Tuesday 14 May 2013

Re-thinking Curriculum


What are the real issues that compromise U.S. and school curriculum?

Scenario #1: An Over-Crowded Curriculum
Robert Marzano has told us that it would take about 16 years for teachers to merely cover the U.S. standards recommended by the various national subject area organizations for a K-12 education of students. This obviously does not provide time for depth of learning or application. 

Scenario #2: Passion and Advocacy for Different Subject Areas
Jay McTighe and Grant Wiggins offer the solution to identify what is most important within the curriculum, and I believe this is something most curriculum directors try to do in collaboration with teachers. The problem with this, however, is that usually the great teachers who want to be on curriculum writing teams are passionate about their subject areas and may not be ready to "lean the curriculum." This becomes further complicated on the high school level when courses may be recommended and designed by great teachers who have a passion for specialized areas of personal interest. 

Scenario #3: Lack of Curricular Balance
When passionate educators see particular subject areas as more important than others and there is not overall agreement on a sense of balance or proportion, then what remains is advocacy. Also national standards within different subject areas frequently advocate for their own allocations of time, resources, and facilities, and cumulatively this is not possible. The job of a curriculum director is to seek a sense of balance or proportion across the subject areas, but the fact is that curriculum is frequently a collaborative venture on a multi-year curriculum cycle. Therefore this sense of balance is not always simultaneously pursued across subject areas as new curriculum is being developed or upgraded. 

Scenario #4: A Reductionist Curriculum
Because schools and districts function within systems, there is often a belief that detailed content and skills need to be identified so that they can be consistently delivered by different teachers, so that learning results can be accurately determined, and so that teacher evaluations can be appropriately applied.

What is the fundamental problem with all four of these scenarios? The foremost problem is the asking of the wrong leading question: What are the real issues that compromise U.S. and school curriculum? The fundamental problem here is that the student is not dynamically a part of any of these conversations. Instead, the curriculum is being planned for the student as though learning occurs in a logical, concrete, and sequential manner. 

If we believe, however, that deep and profound learning is messy and requires a willingness to venture into the unfamiliar or unknown, then curriculum design needs to be approached differently. What are the starting points?

1. How do we really know each learner? What are his/her areas of passion, interest, talent, curiosity? What are his/her areas of prior knowledge and readiness for learning? What is his/her learning profile? Do we see these questions as token markers within differentiated instruction, or are we genuinely interested and curious about our learners and what is important to them?

2. What are the big ideas or concepts that are most important for students to understand in a K-12 education? How can we collectively "see the forest for the trees" in these big ideas and concepts, and how is this unpacked and deeply understood by educators?

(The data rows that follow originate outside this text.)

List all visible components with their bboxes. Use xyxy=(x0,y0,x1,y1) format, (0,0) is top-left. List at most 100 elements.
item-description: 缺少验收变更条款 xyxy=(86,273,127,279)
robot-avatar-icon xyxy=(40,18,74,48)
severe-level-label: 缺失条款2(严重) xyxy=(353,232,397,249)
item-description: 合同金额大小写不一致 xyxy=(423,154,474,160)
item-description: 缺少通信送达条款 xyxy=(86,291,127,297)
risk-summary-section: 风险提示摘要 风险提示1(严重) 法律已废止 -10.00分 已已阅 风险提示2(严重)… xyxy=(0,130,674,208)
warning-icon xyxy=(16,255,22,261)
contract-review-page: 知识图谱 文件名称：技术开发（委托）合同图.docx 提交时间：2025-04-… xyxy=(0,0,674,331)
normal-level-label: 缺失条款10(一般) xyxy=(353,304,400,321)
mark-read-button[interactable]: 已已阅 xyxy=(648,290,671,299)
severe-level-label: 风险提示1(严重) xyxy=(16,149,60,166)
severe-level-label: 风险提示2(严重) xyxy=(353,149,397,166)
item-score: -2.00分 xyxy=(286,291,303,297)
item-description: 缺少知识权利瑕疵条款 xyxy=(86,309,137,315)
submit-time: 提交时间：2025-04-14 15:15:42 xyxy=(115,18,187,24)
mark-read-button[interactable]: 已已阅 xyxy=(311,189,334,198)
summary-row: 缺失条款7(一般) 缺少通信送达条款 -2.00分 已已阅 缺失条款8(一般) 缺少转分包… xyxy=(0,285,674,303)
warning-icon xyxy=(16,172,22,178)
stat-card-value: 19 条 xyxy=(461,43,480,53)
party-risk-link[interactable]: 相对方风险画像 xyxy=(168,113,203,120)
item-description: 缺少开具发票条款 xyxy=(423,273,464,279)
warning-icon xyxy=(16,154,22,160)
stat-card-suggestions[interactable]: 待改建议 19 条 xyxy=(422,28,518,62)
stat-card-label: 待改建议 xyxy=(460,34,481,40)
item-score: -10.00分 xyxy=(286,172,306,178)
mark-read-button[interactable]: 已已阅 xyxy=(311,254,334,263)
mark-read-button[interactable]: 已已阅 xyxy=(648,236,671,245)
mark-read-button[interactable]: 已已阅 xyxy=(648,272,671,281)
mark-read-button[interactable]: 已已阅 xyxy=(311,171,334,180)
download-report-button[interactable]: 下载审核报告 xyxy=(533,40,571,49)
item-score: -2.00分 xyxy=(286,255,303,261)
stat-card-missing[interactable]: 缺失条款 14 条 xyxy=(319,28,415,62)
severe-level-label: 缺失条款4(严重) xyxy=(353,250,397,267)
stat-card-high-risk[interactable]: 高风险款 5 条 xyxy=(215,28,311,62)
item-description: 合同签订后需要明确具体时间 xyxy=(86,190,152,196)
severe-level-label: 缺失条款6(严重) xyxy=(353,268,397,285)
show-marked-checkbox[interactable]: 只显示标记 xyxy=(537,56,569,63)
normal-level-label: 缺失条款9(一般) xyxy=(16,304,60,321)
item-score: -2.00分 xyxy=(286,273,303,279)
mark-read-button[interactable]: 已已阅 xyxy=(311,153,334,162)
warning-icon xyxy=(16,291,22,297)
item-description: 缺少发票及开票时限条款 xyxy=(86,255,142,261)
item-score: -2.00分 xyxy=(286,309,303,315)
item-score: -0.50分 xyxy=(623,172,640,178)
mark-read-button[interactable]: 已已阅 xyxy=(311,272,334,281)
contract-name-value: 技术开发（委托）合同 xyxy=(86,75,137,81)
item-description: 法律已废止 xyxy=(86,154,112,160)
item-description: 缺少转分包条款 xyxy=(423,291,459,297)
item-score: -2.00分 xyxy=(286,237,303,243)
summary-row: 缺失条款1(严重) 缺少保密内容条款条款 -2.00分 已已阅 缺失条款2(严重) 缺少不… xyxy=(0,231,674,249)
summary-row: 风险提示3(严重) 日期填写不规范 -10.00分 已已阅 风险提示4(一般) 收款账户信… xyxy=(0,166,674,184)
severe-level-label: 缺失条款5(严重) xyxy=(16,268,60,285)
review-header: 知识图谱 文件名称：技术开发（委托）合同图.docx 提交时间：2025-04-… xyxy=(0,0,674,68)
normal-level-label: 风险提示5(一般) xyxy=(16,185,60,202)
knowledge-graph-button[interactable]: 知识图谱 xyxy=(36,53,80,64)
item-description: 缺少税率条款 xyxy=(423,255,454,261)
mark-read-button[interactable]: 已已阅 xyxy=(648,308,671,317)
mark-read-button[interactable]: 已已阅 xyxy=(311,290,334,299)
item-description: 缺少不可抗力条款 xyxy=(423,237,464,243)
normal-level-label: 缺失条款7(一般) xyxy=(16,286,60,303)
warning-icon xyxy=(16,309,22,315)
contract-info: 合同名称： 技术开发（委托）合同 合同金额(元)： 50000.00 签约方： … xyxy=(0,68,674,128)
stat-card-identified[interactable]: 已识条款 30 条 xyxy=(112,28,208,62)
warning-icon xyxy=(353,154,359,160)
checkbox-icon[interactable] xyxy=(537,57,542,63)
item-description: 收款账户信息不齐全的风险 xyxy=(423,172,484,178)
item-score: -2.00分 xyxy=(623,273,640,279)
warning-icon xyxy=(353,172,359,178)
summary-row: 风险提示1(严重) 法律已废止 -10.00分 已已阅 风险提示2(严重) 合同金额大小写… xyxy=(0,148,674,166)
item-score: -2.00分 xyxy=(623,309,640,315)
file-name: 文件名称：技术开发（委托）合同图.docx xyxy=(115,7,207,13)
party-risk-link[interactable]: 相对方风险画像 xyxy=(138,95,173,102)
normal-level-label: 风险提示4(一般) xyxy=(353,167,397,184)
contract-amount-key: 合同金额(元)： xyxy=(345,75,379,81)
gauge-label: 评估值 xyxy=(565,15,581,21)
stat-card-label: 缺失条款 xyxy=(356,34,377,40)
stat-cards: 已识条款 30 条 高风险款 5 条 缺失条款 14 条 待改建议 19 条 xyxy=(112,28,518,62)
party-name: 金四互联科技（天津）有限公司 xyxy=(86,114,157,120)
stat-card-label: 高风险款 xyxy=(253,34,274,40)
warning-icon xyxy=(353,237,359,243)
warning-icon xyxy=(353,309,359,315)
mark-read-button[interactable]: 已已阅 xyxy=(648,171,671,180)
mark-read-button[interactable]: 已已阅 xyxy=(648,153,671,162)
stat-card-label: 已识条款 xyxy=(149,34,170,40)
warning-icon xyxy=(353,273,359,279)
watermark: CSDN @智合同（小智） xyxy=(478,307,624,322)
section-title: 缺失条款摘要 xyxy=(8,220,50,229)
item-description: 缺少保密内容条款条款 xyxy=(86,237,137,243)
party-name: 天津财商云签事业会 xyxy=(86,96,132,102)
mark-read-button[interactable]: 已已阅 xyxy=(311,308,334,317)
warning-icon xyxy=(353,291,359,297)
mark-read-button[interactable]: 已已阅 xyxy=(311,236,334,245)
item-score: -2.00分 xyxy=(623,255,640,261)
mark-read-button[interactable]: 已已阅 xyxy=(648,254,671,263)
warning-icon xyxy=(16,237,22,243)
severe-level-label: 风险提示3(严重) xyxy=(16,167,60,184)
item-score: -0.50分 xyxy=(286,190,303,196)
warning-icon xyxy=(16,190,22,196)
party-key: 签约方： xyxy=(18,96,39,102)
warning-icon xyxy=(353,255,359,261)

Do we error on the side of over-simplification of what is truly complex because we believe a lock-step education outweighs the value of density and inquiry?

3. What if complexity was further reinforced through appropriately challenging levels of problem-based and project-based learning where knowledge and skills are inherent within authentic work? In this way long curriculum lists of knowledge and skills could be replaced by robust problems and projects that fully engage students in real life learning and applications of learning. 

4. How do we authentically invite students to be co-designers in their own learning so that students and teachers are fully engaged in a journey of inquiry and discovery together?

5. What are various ways that students can demonstrate their understanding of big ideas and concepts in ways that are not necessarily sequential or according to "pacing guidelines?" How can students further apply their learning to different real life situations and connect with others in the world?

6. How can learning become more about dispositions for learning, so that the student becomes increasingly self-aware of his/her own goal-setting and progress?  And how can assessments become more internally driven by students than externally driven?

In short, how can the entire system of education become more respectful of the learner in creating a trusting, inviting, asynchronous, and collaborative environment where learning is authentic, exciting, and meaningful for them?  For curriculum, I believe we need to meet our students in the middle. As educators, we bring forward those essential areas of learning that also create openings and opportunities for new and unplanned areas of learning. As educators, we engage in this enterprise because we believe our students are also our teachers.